University Florida at Gainesville publishes MDPI paper "Towards An Efficient CNN Inference Architecture Enabling In-Sensor Processing" by Md Jubaer Hossain Pantho, Pankaj Bhowmik, and Christophe Bobda. The paper attracts the attention to the high power consumption of CNN processing that limits the possibilities of its integration onto image sensor:

"The astounding development of optical sensing imaging technology, coupled with the impressive improvements in machine learning algorithms, has increased our ability to understand and extract information from scenic events. In most cases, Convolution neural networks (CNNs) are largely adopted to infer knowledge due to their surprising success in automation, surveillance, and many other application domains. However, the convolution operations’ overwhelming computation demand has somewhat limited their use in remote sensing edge devices. In these platforms, real-time processing remains a challenging task due to the tight constraints on resources and power. Here, the transfer and processing of non-relevant image pixels act as a bottleneck on the entire system. It is possible to overcome this bottleneck by exploiting the high bandwidth available at the sensor interface by designing a CNN inference architecture near the sensor. This paper presents an attention-based pixel processing architecture to facilitate the CNN inference near the image sensor. We propose an efficient computation method to reduce the dynamic power by decreasing the overall computation of the convolution operations. The proposed method reduces redundancies by using a hierarchical optimization approach.

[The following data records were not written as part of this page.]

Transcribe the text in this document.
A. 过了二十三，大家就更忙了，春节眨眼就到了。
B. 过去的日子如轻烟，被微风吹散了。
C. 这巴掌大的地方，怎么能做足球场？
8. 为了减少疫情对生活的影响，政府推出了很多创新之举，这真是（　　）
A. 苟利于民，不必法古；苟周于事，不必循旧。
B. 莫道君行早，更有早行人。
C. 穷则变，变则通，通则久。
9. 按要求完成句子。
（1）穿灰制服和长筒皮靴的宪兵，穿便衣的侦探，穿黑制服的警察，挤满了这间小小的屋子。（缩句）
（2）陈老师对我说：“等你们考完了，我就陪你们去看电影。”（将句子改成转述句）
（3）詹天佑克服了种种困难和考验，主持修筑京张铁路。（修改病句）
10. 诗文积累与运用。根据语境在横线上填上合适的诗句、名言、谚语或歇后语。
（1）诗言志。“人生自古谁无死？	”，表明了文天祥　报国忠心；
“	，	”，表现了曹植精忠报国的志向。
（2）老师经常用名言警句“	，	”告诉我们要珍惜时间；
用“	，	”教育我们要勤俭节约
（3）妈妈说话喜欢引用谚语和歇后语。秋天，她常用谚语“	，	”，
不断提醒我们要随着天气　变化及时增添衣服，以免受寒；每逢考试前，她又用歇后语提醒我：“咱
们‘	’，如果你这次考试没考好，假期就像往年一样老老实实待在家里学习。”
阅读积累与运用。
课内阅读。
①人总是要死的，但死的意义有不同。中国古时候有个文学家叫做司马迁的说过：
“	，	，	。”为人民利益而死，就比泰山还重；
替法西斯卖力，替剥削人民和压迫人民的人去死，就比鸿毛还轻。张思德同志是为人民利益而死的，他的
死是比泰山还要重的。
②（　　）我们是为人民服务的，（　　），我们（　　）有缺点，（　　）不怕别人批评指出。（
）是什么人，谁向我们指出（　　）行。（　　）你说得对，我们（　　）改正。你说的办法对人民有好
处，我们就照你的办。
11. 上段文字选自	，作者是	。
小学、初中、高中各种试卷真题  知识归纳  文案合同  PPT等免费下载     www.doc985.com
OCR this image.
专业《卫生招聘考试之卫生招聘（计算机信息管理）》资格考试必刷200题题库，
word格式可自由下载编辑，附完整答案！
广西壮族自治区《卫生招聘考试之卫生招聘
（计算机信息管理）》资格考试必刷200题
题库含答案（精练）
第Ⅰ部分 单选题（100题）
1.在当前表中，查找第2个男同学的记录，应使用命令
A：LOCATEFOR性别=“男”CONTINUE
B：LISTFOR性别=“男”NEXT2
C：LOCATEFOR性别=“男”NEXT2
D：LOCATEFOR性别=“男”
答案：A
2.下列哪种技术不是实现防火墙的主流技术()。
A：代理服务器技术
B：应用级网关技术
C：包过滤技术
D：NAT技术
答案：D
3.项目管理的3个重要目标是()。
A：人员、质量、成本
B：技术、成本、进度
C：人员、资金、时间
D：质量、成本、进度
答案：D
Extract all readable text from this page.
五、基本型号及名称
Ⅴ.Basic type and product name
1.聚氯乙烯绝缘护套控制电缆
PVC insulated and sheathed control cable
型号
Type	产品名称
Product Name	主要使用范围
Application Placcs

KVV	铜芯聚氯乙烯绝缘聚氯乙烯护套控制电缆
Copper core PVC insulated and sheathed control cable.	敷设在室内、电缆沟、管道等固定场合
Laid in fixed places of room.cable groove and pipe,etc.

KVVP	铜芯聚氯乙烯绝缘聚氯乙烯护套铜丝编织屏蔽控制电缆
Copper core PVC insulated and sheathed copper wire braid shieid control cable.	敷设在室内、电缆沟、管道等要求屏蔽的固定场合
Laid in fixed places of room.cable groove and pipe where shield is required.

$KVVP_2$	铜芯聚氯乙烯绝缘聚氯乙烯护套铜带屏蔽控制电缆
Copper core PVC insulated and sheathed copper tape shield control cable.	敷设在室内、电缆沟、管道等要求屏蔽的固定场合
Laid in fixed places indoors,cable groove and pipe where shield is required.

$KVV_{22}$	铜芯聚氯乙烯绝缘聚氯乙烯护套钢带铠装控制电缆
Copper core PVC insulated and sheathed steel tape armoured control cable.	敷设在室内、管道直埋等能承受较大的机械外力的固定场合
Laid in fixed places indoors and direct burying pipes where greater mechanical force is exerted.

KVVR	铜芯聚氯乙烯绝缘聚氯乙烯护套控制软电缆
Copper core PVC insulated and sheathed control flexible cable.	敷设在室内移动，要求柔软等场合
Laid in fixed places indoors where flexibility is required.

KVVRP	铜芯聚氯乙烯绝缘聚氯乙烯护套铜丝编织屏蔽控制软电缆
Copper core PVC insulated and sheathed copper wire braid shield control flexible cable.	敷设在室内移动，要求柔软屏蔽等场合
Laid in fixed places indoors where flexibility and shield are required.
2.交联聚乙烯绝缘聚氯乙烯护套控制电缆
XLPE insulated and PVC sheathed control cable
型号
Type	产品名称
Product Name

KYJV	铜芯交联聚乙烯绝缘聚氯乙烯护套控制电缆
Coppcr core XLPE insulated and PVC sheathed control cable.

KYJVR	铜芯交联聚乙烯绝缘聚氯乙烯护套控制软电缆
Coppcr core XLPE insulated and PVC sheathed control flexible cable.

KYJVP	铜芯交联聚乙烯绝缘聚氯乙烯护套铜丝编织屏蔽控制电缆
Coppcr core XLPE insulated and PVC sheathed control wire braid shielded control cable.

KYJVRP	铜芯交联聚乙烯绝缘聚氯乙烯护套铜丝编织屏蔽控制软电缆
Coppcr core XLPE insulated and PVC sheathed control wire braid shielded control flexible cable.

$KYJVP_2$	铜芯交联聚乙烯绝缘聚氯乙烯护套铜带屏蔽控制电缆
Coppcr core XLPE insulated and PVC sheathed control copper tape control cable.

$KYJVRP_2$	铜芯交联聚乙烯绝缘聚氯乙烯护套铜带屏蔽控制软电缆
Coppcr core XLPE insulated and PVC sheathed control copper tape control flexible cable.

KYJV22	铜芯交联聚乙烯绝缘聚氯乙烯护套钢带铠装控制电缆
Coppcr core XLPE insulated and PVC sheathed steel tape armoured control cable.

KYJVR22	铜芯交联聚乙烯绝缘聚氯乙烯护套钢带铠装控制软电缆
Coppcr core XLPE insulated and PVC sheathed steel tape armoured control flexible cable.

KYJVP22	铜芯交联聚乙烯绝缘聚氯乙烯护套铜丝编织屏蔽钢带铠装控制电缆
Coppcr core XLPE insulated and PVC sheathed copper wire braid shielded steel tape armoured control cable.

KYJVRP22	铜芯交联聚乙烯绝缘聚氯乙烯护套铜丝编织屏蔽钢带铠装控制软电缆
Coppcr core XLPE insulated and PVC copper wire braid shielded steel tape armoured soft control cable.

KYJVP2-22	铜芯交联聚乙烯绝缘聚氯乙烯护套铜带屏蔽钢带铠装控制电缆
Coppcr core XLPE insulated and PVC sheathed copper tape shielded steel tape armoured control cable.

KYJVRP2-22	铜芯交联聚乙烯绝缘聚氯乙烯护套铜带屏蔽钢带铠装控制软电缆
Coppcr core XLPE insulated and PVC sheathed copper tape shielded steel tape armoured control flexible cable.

The approach minimizes power consumption for convolution operations by exploiting the Spatio-temporal redundancies found in the incoming feature maps and performs computations only on selected regions based on their relevance score. The proposed design addresses problems related to the mapping of computations onto an array of processing elements (PEs) and introduces a suitable network structure for communication. The PEs are highly optimized to provide low latency and power for CNN applications. While designing the model, we exploit the concepts of biological vision systems to reduce computation and energy. We prototype the model in a Virtex UltraScale+ FPGA and implement it in Application Specific Integrated Circuit (ASIC) using the TSMC 90nm technology library. The results suggest that the proposed architecture significantly reduces dynamic power consumption and achieves high-speed up surpassing existing embedded processors’ computational capabilities."